Existem dois principais tipos de efeito matriz: translacional e rotacional. O efeito matriz translacional é constante durante toda a faixa de trabalho utilizada no método, de modo que as curvas de calibração preparadas em matriz e em solução são paralelas, diferindo apenas no intercepto (coeficiente linear). O paralelismo observado é resultado de um efeito matriz causado apenas por influência de interferentes, sem envolvimento do analito. Em um gráfico indicativo de supressão iônica, a curva preparada em matriz está localizada abaixo da curva em solução e, na indução as posições são invertidas. Por outro lado, o efeito matriz rotacional é completamente dependente da concentração do analito, sendo mais expressivo nas concentrações mais altas. Esse efeito pode ser explicado por dois principais mecanismos: saturação da superfície das gotas nos últimos níveis da curva, quando são utilizadas faixas de trabalho muito extensas, dificultando a transferência de todos os íons do analito para a fase gasosa; ou produção dos agentes causadores a partir de interações entre interferentes da matriz e o analito, de modo que quanto maior for a concentração do analito, maior será o efeito supressor ou indutor. No efeito matriz rotacional as inclinações das curvas são diferentes, de modo que na supressão o coeficiente angular da curva em matriz é menor que o da curva em solução e na indução é maior. Os efeitos translacional e rotacional podem ocorrer simultaneamente em decorrência de mais de um tipo de interferente presente, afetando tanto o intercepto quanto a inclinação da curva (CHAMBERS et al., 2007; HOPFGARTNER; BOURGOGNE, 2003; KING et al., 2000; KRUVE et al., 2011; KUSHNIR et al. 2005; TRUFELLI et al., 2010; VAN ECKHAUT et al., 2009).

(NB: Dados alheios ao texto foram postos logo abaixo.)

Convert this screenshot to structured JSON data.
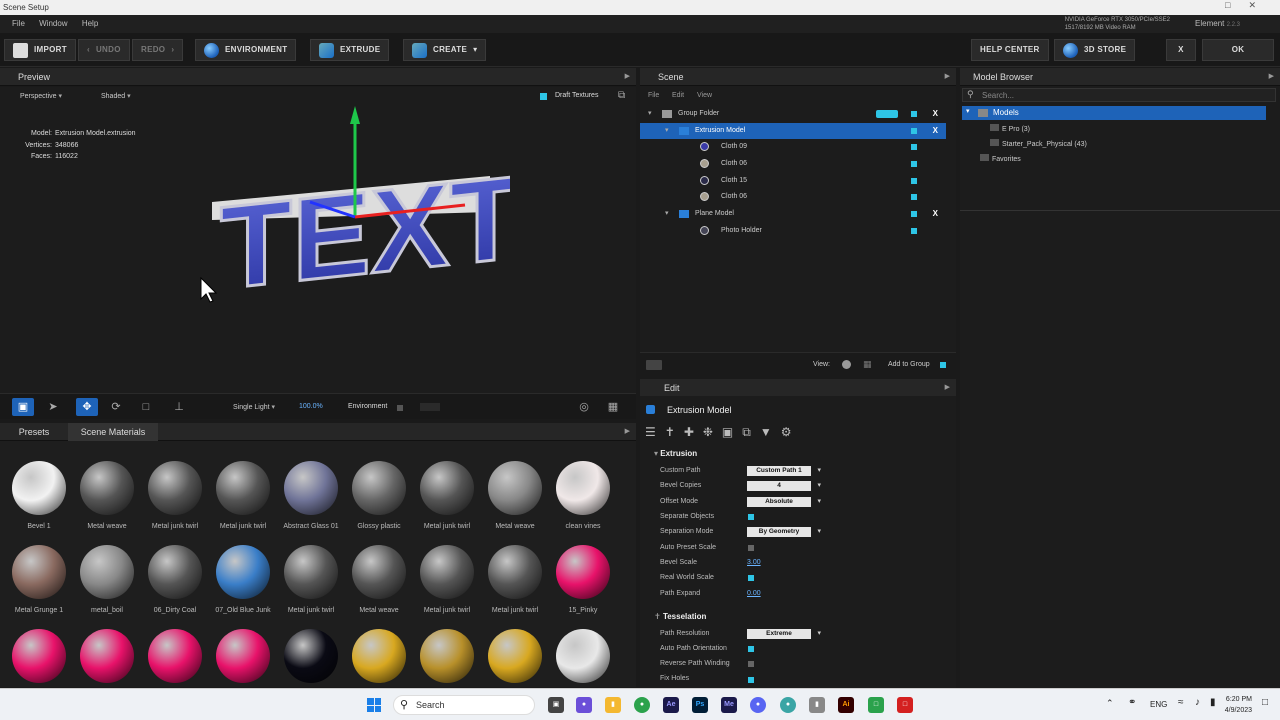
{
  "window": {
    "title": "Scene Setup"
  },
  "menu": [
    "File",
    "Window",
    "Help"
  ],
  "gpu": {
    "name": "NVIDIA GeForce RTX 3050/PCIe/SSE2",
    "vram": "1517/8192 MB Video RAM"
  },
  "element": {
    "name": "Element",
    "version": "2.2.3"
  },
  "toolbar": {
    "import": "IMPORT",
    "undo": "UNDO",
    "redo": "REDO",
    "environment": "ENVIRONMENT",
    "extrude": "EXTRUDE",
    "create": "CREATE",
    "help": "HELP CENTER",
    "store": "3D STORE",
    "close": "X",
    "ok": "OK"
  },
  "preview": {
    "title": "Preview",
    "camera": "Perspective",
    "shading": "Shaded",
    "draft": "Draft Textures",
    "model_label": "Model:",
    "model": "Extrusion Model.extrusion",
    "vertices_label": "Vertices:",
    "vertices": "348066",
    "faces_label": "Faces:",
    "faces": "116022",
    "light": "Single Light",
    "light_pct": "100.0%",
    "environment": "Environment",
    "text3d": "TEXT"
  },
  "scene": {
    "title": "Scene",
    "menu": [
      "File",
      "Edit",
      "View"
    ],
    "tree": [
      {
        "label": "Group Folder",
        "level": 0
      },
      {
        "label": "Extrusion Model",
        "level": 1,
        "selected": true
      },
      {
        "label": "Cloth 09",
        "level": 2,
        "color": "#3a3aa8"
      },
      {
        "label": "Cloth 06",
        "level": 2,
        "color": "#a8a090"
      },
      {
        "label": "Cloth 15",
        "level": 2,
        "color": "#2a2a48"
      },
      {
        "label": "Cloth 06",
        "level": 2,
        "color": "#a8a090"
      },
      {
        "label": "Plane Model",
        "level": 1
      },
      {
        "label": "Photo Holder",
        "level": 2,
        "color": "#445"
      }
    ],
    "view_label": "View:",
    "add_group": "Add to Group"
  },
  "edit": {
    "title": "Edit",
    "object": "Extrusion Model",
    "sec_extrusion": "Extrusion",
    "sec_tess": "Tesselation",
    "custom_path": "Custom Path",
    "custom_path_val": "Custom Path 1",
    "bevel_copies": "Bevel Copies",
    "bevel_copies_val": "4",
    "offset_mode": "Offset Mode",
    "offset_mode_val": "Absolute",
    "separate": "Separate Objects",
    "sep_mode": "Separation Mode",
    "sep_mode_val": "By Geometry",
    "auto_preset": "Auto Preset Scale",
    "bevel_scale": "Bevel Scale",
    "bevel_scale_val": "3.00",
    "real_world": "Real World Scale",
    "path_expand": "Path Expand",
    "path_expand_val": "0.00",
    "path_res": "Path Resolution",
    "path_res_val": "Extreme",
    "auto_orient": "Auto Path Orientation",
    "reverse": "Reverse Path Winding",
    "fix_holes": "Fix Holes"
  },
  "browser": {
    "title": "Model Browser",
    "search_placeholder": "Search...",
    "models": "Models",
    "epro": "E Pro (3)",
    "starter": "Starter_Pack_Physical (43)",
    "favorites": "Favorites"
  },
  "materials": {
    "tab_presets": "Presets",
    "tab_scene": "Scene Materials",
    "items": [
      {
        "name": "Bevel 1",
        "c": "#f2f2f2"
      },
      {
        "name": "Metal weave",
        "c": "#555"
      },
      {
        "name": "Metal junk twirl",
        "c": "#555"
      },
      {
        "name": "Metal junk twirl",
        "c": "#555"
      },
      {
        "name": "Abstract Glass 01",
        "c": "#707498"
      },
      {
        "name": "Glossy plastic",
        "c": "#666"
      },
      {
        "name": "Metal junk twirl",
        "c": "#555"
      },
      {
        "name": "Metal weave",
        "c": "#888"
      },
      {
        "name": "clean vines",
        "c": "#f0e8e8"
      },
      {
        "name": "Metal Grunge 1",
        "c": "#8a6a60"
      },
      {
        "name": "metal_boil",
        "c": "#888"
      },
      {
        "name": "06_Dirty Coal",
        "c": "#555"
      },
      {
        "name": "07_Old Blue Junk",
        "c": "#3a7ec8"
      },
      {
        "name": "Metal junk twirl",
        "c": "#555"
      },
      {
        "name": "Metal weave",
        "c": "#555"
      },
      {
        "name": "Metal junk twirl",
        "c": "#555"
      },
      {
        "name": "Metal junk twirl",
        "c": "#555"
      },
      {
        "name": "15_Pinky",
        "c": "#e8126a"
      },
      {
        "name": "",
        "c": "#e8126a"
      },
      {
        "name": "",
        "c": "#e8126a"
      },
      {
        "name": "",
        "c": "#e8126a"
      },
      {
        "name": "",
        "c": "#e8126a"
      },
      {
        "name": "",
        "c": "#0a0a14"
      },
      {
        "name": "",
        "c": "#d8a820"
      },
      {
        "name": "",
        "c": "#b8902a"
      },
      {
        "name": "",
        "c": "#d8a820"
      },
      {
        "name": "",
        "c": "#e8e8e8"
      }
    ]
  },
  "taskbar": {
    "search": "Search",
    "lang": "ENG",
    "time": "6:20 PM",
    "date": "4/9/2023"
  }
}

Algumas das diversas alternativas disponíveis para minimizar ou eliminar o efeito matriz incluem: alteração da técnica de preparo de amostra para tornar a amostra mais limpa; modificação das condições cromatográficas, para aumentar a separação entre analito e interferentes; alterações nas condições de ionização (modo positivo para negativo, temperaturas e voltagens); troca por outro tipo de fonte (IES por IQPA), de forma a favorecer a obtenção dos íons gasosos; diluição ou injeção de menor volume da amostra; uso de PI (isótopo do analito ou um análogo estrutural) com TR semelhante ao analito para compensar o efeito matriz; redução do fluxo de entrada na fonte; troca da marca dos cartuchos para EFS e eliminação das fontes de interferentes, como troca dos utensílios de plástico por vidro, escolha adequada dos

frascos para coleta, detergentes para limpeza de vidrarias, tipo de anticoagulante, materiais de limpeza do laboratório, etc (ARDREY, 2003; CHAMBERS et al., 2007; CHIN; ZHANG; KARNES, 2004; DEVANSHU et al., 2010; GILART et al., 2012; HOPFGARTNER; BOURGOGNE, 2003; KRUVE et al., 2011; LEVERENCE et al., 2007; MATUSZEWSKI; CONSTANZER; CHAVEZ-ENG, 2003; MEI et al., 2003; NIESSEN, 2006; SMERAGLIA; BALDREY; WATSON, 2002; TAYLOR, 2005; TRUFELLI et al., 2010; VAN ECKHAUT et al., 2009; ZHOU et al., 2005).